The allegations against Ms Foulche were that she had removed property from the nursing home where she worked without permission; had failed to organise chiropody services for residents; had failed to provide proper meals for residents; had placed residents in a windowless room; and had shouted at residents.
Ms Foulche did not attend the hearing and did not provide any reasons why she could not attend. The panel proceeded in her absence and found the allegations proved, made a finding of impairment and ordered Ms Foulche's name to be removed from the register.

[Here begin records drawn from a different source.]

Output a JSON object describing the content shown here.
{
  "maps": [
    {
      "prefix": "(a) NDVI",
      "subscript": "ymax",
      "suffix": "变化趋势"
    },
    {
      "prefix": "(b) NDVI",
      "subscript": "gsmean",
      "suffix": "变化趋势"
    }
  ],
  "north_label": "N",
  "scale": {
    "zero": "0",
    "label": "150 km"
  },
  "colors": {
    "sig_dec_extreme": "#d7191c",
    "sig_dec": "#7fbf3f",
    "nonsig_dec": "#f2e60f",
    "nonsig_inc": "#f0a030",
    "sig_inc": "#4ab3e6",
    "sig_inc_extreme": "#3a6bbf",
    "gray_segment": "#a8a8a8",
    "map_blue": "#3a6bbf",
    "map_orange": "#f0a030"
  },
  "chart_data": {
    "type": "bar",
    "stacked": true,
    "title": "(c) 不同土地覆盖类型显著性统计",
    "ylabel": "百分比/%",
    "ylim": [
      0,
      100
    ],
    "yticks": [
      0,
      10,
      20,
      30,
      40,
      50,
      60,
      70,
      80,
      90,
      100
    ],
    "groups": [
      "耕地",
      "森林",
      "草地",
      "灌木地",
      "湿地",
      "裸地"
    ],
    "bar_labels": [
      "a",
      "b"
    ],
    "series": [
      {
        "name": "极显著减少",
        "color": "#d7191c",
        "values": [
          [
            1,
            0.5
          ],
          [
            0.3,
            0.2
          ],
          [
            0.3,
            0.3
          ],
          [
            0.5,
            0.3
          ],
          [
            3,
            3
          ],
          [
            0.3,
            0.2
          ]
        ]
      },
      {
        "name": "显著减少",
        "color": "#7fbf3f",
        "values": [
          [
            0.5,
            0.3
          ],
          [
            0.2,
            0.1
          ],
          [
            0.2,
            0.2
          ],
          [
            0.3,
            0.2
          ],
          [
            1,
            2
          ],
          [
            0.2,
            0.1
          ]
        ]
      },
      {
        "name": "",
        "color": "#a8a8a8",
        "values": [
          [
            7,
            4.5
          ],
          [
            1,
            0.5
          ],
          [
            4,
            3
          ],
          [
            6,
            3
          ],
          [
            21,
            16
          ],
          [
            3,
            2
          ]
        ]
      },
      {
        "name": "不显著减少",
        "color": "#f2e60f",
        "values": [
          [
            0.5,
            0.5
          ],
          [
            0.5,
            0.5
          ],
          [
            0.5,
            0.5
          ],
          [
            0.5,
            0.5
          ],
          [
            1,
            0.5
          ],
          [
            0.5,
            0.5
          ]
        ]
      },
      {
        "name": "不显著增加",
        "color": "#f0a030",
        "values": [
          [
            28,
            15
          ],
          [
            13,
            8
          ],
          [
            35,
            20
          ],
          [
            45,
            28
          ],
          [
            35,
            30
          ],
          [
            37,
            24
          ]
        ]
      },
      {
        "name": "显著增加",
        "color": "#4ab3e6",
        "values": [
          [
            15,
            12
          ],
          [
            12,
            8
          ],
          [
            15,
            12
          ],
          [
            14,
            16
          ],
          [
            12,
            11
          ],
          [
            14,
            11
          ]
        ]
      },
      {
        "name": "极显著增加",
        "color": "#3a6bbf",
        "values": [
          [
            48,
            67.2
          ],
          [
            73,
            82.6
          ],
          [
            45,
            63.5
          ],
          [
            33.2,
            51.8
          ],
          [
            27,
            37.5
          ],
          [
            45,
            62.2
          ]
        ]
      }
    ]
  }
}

In reaching its decision to strike off Ms Foulche, the panel took into account the vulnerability of those in her care and Ms Foulche's lack of regard for the health needs of residents, as well as her breach of trust, her prolonged conduct, and her failure to remedy her conduct.
On appeal, the court held that the panel had been entitled to find the charges against Ms Foulche proved. Despite not attending the original hearing, Ms Foulche had provided two letters to the panel which set out her views on the matters to be considered. The panel had considered the letters but preferred the evidence of several other witnesses whose evidence was at odds with that of Ms Foulche. The court found that the panel's findings of fact could not be challenged.
In relation to the sanction to be imposed, the court found that the panel had considered all the options available to it, including not taking any action. However, it also took into account the actual harm done to the residents, the prolonged nature of the conduct and Ms Foulche's lack of insight into her behaviour. The panel had additionally considered the effect a striking off order would have on Ms Foulche, but was also obliged to consider the standing of the profession as a whole. The court held that although the sanction was severe, it was one of the options available to the panel and in the circumstances, it was not unjust.
Accordingly, the appeal was dismissed.